Over the last couple of months, the company has seen more than 60% growth. Not only have many new users signed up, but preexisting participants have interacted with the app more frequently, too. Although Nissim initially launched Brook in relation to his Type 2 diabetes diagnosis, he says that their offerings stretch far beyond the medical piece.

“In essence,” he said, “we are really looking at the whole person from a holistic viewpoint.”

While the Brook app has nutrition and activity at its core, stress is another major component; the company views users’ emotional well-being as part of their overall health. The app can access your smartphone to log steps and sleep patterns, and users can chat with experts to get personalized feedback on subjects like nutritional choices or breathing and meditation practices. (Find the app on Apple or via Google Play.)

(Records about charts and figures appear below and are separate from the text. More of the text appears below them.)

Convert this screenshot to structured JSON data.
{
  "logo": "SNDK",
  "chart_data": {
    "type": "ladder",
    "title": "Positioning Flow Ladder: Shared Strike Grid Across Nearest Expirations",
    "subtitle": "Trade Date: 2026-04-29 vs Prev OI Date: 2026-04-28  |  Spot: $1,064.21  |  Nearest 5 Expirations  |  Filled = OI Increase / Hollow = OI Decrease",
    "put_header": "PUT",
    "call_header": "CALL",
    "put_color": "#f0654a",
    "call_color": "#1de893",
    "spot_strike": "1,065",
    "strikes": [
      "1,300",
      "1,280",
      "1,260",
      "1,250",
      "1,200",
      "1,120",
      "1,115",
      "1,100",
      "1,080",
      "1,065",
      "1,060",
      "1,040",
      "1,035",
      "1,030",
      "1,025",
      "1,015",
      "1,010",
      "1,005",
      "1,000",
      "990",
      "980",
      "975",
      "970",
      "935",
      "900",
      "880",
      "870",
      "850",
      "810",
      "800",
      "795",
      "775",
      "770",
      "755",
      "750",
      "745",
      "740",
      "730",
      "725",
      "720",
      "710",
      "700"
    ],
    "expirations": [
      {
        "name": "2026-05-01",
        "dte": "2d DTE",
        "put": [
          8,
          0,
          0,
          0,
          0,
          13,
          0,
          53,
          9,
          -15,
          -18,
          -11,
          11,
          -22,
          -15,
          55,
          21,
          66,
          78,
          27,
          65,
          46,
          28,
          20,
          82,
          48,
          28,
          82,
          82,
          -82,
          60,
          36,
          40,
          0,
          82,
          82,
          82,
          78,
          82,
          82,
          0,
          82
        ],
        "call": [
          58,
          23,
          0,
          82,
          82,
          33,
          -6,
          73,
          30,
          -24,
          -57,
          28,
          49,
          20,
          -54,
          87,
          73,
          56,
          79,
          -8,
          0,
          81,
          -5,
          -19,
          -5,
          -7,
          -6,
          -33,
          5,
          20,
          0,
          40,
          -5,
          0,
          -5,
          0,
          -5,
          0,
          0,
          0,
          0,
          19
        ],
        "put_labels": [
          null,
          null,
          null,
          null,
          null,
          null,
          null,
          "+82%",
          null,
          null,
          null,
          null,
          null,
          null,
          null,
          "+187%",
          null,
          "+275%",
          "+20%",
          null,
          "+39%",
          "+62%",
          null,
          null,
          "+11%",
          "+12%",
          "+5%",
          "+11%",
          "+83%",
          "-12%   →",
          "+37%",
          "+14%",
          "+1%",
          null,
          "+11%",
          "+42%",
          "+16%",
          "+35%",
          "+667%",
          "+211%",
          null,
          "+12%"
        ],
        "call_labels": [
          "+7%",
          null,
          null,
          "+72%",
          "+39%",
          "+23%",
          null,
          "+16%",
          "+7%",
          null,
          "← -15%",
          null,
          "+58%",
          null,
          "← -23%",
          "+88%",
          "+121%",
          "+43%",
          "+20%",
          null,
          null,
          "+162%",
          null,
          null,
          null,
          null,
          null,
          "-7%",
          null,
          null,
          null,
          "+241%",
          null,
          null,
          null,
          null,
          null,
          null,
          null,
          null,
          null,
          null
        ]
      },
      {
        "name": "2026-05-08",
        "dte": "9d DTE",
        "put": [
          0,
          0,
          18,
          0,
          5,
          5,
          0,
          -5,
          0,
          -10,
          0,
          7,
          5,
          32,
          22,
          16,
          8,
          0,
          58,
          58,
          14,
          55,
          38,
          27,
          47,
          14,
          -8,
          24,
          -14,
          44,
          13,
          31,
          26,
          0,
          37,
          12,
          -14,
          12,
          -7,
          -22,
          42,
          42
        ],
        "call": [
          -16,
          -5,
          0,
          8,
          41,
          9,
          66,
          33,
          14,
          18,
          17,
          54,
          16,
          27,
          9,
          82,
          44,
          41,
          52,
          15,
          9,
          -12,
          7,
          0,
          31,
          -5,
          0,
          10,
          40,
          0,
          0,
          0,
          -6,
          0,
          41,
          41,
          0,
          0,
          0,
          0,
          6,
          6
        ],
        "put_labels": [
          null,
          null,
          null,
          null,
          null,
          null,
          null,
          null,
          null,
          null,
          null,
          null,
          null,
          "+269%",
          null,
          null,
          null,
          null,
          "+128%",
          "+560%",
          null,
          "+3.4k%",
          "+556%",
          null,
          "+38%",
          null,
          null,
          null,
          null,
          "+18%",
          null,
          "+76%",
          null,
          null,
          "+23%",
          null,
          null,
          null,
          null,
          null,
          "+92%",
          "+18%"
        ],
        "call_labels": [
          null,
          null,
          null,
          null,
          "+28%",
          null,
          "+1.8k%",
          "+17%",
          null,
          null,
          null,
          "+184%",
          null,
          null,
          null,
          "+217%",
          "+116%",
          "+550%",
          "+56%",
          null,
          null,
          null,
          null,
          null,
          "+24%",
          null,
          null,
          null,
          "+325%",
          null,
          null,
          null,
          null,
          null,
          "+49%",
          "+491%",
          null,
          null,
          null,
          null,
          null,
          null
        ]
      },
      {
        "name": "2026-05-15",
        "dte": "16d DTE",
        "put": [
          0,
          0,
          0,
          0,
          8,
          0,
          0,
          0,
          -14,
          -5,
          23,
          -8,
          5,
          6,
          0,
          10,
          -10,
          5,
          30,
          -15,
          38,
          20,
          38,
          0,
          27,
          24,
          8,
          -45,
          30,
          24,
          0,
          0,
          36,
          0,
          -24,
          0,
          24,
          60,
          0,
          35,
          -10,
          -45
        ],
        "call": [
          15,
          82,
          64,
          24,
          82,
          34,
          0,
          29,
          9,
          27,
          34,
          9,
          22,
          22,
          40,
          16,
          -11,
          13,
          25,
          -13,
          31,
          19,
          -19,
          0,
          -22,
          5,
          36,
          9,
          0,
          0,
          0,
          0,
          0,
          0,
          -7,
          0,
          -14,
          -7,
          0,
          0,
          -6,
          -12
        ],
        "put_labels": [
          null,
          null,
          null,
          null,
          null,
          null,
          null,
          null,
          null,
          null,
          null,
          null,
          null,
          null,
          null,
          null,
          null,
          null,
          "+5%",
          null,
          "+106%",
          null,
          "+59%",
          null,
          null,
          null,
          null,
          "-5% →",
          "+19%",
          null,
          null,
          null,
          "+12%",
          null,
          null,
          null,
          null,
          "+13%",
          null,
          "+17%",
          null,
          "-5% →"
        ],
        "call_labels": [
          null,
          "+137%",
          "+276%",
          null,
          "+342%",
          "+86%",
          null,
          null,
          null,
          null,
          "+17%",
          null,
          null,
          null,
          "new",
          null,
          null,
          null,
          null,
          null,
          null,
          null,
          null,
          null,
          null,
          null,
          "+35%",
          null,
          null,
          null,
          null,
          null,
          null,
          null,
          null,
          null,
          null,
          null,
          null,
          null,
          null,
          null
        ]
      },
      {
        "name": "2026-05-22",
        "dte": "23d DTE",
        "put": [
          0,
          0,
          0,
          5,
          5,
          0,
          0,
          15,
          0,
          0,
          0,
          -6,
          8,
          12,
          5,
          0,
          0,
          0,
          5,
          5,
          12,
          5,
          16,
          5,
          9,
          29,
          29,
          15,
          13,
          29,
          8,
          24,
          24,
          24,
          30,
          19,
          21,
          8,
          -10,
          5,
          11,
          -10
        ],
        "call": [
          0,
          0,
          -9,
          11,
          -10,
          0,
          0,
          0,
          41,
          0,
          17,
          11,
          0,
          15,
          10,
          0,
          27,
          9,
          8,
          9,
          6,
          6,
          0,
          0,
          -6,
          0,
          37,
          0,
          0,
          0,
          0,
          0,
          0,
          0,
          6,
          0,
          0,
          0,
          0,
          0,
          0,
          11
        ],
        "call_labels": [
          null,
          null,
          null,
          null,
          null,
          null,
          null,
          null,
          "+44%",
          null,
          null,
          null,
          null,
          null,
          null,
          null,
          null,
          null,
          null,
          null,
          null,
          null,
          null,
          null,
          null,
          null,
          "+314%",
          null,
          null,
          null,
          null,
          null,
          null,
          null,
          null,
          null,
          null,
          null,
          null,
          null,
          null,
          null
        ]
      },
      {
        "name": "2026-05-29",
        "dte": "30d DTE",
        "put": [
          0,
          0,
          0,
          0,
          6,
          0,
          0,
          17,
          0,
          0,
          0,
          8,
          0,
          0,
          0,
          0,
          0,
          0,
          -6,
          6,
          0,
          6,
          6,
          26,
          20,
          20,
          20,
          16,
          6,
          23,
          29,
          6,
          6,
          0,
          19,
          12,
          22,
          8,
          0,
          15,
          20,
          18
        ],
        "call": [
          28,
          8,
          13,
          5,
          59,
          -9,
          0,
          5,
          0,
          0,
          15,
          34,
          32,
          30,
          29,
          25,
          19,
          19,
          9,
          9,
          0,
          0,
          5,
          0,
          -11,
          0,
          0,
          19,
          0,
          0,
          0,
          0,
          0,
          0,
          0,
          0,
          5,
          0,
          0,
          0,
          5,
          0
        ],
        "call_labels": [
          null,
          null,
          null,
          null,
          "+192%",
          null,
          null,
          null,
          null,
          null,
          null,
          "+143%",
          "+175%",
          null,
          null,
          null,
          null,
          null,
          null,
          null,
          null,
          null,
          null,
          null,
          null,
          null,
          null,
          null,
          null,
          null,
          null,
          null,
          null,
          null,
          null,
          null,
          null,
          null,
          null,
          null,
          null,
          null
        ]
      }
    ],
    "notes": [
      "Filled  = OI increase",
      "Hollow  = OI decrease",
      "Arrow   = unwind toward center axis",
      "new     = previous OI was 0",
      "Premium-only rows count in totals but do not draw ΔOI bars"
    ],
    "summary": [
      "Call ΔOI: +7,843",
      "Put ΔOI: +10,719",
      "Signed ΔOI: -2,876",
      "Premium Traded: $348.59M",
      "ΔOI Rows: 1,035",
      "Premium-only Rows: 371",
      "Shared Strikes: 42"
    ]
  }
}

Nissim’s team has noticed an increase in users seeming down or off-balance, even if they can’t ascribe a name to those feelings. Brook’s services also address pertinent topics like grief and loss. “We are all grieving right now about all sorts of things,” Nissim said. (He mentions missing Monday mornings even, something he may have complained about in the past.) The app offers both quick-release methods and lengthier options — like a weeklong stress-management program. “Even now that we have less of a routine, when do you actually have time to think about your own wellness?”

Additional resources

If you’re looking for a tranquil escape provided by local talents, visit The Musical Mountaineers’ new channel on Insight Timer, a platform that offers 45,000 free guided meditations.

Throughout the year, KEXP dedicates programming to addressing depression and anxiety, and also focuses on addiction and recovery issues. Listeners can also take advantage of music’s healing powers, along with KEXP DJ John Richards’ daily morning reminders: “You are not alone.” KEXP.org lists an extensive roundup of resources, ranging from the free, 24-hour National Suicide Prevention Lifeline (800-273-8255) and Crisis Text Line, to Washington programs like Mary’s Place, Seattle Counseling Service and Recovery Café.

Above all else, know that reaching out for support is absolutely, always OK.